Sebenarnya akupun merasa tak enak hati karena kemarin aku menghindar dan membuatnya menunggu lama, aku sendiri merasa bersalah, mungkin tak seharusnya aku melakukan hal tersebut. Lagipula Yian dan Irene sama-sama teman baikku, mereka pasti bisa memahami apa yang ku lakukan.
Aku dan Yian duduk sebelahan di dalam kereta, sesekali aku menatap kearahnya dan semakin merasa bersalah, kenapa dia hanya diam dan tak menanyakan apapun, padahal jelas-jelas kemarin dia menungguku sampai malam.
Tapi aku pun tak mungkin menanyakan hal tersebut padanya, atau aku akan semakin merasa tak enak hati.
Aku menatap kearahnya lalu tanpa sengaja mata kami bertemu dan membuat ku merasa canggung, lalu ia melemparkan senyuman tipis padaku.
“ Huft”. Gumamku sembari mengehela napas gusar.
“ Tadi dia baik-baik aja, kenapa sekarang jadi murung lagi”. Batin Yian.
Tanpa sempat meminta maaf kamipun sudah lebih dulu tiba di sekolah, aku takut tapi sesuatu dalam diriku terus mendorongku untuk meminta maaf atas perbuatanku kemarin. Tak seharusnya aku memperlakukannya seperti kemarin.
“ Yian… k-kemarin, maaf udah bikin lo nunggu sampe malam, harusnya gue kabarin lo kalo gue gabisa pulang bareng”. Ucapku pelan.
“ Gapapa, masuk kelas sana”. Ucapnya sembari menepuk kepalaku lembut.
Deg!, kenapa dia menyentuh kepalaku seperti ini, apa yang dia lakukan, batinku.
“ I-iya dahh...”. Ucapku yang langsung mengambil langkah seribu menuju kelas.
Wajahku terasa memanas, padahal dia hanya menepuk kepalaku tapi kenapa jantungku berdebar seperti ini.
“ Aduh Mika! baru tadi niatnya udah baik mau nyatuin mereka!”. Gumamku dalam hati.
“ Mika!”. Kejut Irene dari belakang.
“ I-irene, hi…”. Sapaku.
“ Kenapa? Kok muka kamu merah? Kamu sakit?”. Tanyanya sembari meletakan tangannya di dahiku.
Aku mengerutkan dahiku, tiba-tiba saja aku merasa cemas. Apakah aku beritahu Irene saja kalau aku dan Yian saling mengenal, tapi bagaimana caranya, apa aku harus mencari timing yang tepat. Sebentar lagi ujian kenaikan kelas, Irene pasti stress karena harus memikirkan cara untuk dekat dengan Yian. Tapi, apa Yian akan suka jika aku menjodohkannya dengan Irene, tapi sebenarnya Irene memang cantik, pintar dan baik, tak mungkin juga Yian tak menyukai perempuan seperti Irene.

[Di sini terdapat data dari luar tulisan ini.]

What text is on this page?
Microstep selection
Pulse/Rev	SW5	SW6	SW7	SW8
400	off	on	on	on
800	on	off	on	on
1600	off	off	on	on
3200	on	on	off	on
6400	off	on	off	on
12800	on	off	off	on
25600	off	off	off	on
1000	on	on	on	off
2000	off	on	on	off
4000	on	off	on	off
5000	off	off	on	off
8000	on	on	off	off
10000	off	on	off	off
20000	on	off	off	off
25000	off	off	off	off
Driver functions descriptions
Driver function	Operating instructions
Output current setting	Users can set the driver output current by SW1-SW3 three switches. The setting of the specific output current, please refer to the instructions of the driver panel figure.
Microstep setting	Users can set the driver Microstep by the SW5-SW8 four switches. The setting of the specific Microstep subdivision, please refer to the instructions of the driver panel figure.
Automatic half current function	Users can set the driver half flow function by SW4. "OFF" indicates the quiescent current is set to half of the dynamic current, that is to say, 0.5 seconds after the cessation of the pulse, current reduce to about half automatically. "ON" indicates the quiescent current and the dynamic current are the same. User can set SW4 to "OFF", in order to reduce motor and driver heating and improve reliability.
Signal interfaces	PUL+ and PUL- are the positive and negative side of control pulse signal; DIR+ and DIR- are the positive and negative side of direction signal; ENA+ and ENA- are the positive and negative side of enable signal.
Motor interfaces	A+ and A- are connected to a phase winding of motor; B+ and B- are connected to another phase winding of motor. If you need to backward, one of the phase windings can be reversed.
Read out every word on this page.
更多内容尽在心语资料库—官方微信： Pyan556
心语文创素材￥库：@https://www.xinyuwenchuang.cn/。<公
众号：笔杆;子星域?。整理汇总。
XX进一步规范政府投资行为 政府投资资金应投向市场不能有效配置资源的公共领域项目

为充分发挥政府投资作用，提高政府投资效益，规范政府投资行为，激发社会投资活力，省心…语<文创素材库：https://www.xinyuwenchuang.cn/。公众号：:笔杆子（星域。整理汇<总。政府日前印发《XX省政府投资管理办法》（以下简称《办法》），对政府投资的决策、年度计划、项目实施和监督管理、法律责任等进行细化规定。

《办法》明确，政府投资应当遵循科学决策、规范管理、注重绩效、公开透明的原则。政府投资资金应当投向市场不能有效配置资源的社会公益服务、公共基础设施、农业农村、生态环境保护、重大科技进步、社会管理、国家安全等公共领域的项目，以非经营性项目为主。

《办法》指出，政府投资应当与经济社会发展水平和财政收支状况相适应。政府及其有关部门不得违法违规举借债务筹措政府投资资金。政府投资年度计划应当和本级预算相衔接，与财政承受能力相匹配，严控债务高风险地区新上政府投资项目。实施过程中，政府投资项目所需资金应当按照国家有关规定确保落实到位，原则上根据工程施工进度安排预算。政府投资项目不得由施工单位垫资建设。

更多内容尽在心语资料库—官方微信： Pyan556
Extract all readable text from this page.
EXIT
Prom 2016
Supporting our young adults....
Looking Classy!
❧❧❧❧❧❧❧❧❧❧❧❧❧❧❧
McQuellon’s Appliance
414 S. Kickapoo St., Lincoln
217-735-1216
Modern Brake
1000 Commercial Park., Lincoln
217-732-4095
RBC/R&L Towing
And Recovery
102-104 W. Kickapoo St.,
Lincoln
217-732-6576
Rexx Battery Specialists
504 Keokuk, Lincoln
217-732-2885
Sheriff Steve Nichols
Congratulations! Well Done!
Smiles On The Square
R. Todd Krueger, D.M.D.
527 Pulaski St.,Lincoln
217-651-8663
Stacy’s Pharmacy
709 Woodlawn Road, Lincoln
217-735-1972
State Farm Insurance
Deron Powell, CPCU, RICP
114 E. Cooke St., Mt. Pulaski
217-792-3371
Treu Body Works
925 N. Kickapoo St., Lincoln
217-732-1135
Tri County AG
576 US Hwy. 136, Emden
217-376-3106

“ Hey!, kok malah melamun?”. Ujar Irene memecah lamunanku.
Aku menggelengkan kepalaku, kenapa begitu banyak pertanyaan dalam pikiranku, sebenernya ini bukan hal yang serius, apa susahnya hanya mengenalkan keduanya.
“ Gak, yaudah yuk ke ke kelas”. Ajakku.